Sepanjang koridor menuju lapangan utama sekolah, Alif, lelaki itu terus berlari dan sekali-kali kepalanya menoleh ke belakang dengan tertawa kecil seperti meledek seorang perempuan yang sedang berlari—mengejarnya. Semua warga sekolah sudah tau siapa Alif dan siapa perempuan yang sedang mengejarnya itu. Alif akan selalu seperti ini, mengerjai, meledek, dan membuat wakil osis itu emosi.
Perempuan berambut sepunggung itu sudah kelelahan mengejar Alif. Sudah kalah telak pastinya. Tenaga lelaki sama perempuan dan yang sudah pasti menang lelaki yang fisiknya jauh lebih kuat daripada perempuan. Wajahnya memerah ia kelelahan, atau mungkin bisa jadi perempuan itu sedang menahan emosinya sehingga membuat wajahnya jadi memerah seperti itu.
Mata perempuan itu tidak lepas dari buku bersampul cokelat yang Alif bawa berlari-lari. Matanya seperti memincing ke arah buku itu dan Alif sepertinya memang sengaja memancingnya.
"Ambil, nih buku lo!" Teriak Alif sambil melambaikan buku milik Caca.

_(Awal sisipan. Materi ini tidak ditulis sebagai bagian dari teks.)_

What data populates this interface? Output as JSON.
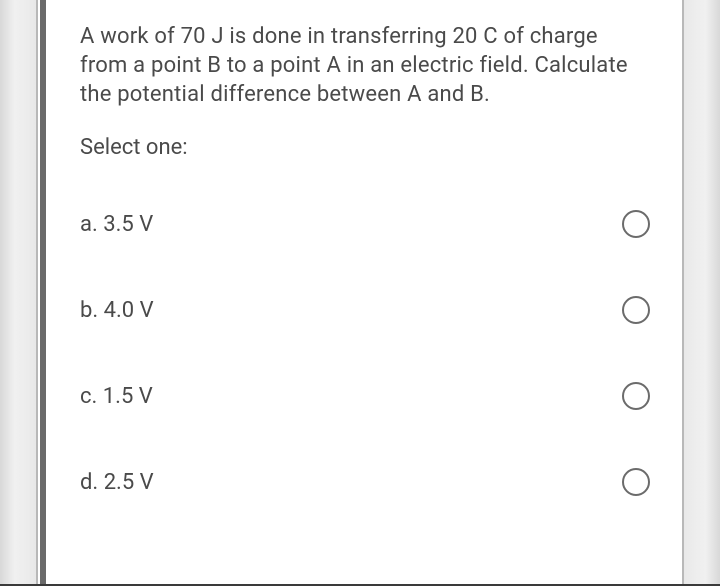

Alif sempat terhenti hanya untuk meledek Caca yang sedang berhenti sejenak. Tenaganya sudah terkuras habis. Bayangkan saja dari lantai tiga di bawa lari menuruni anak tangga sampai ke lantai satu, lalu di bawa menuju koridor utama.
"Tapi kalau bisa!" Lanjutnya sambil tertawa, tentu saja Caca tidak bisa tinggal diam. Dia kembali berlari mengejar Alif dan Alif sengaja tidak berlari karena dia tau kalau perempuan itu sudah tidak sanggup lagi mengejarnya.
"Lambat lo! Kaya siput!" Ejek Alif dan saat Caca menambah kecepatan larinya Alif pun hanya mengangkat satu alisnya.
"Kuat juga nih cewek," gumam Alif pelan sambil tersenyum miring.
Semua mata siswa yang duduk di koridor kelas sepuluh hanya bisa melihat kejadian ini yang sudah sering terjadi. Dan mereka tidak akan terkejut lagi.
"Sialan lo, Lif!" Maki Caca yang masih terus mengejar Alif yang kini sudah berlari kembali.
"Balikin buku gue woy!" Caca berteriak seperti berada di hutan saja. Napasnya juga mulai tersenggal-senggal mungkin kalau bisa Caca akan merequest di pesankan satu tabung oksigen.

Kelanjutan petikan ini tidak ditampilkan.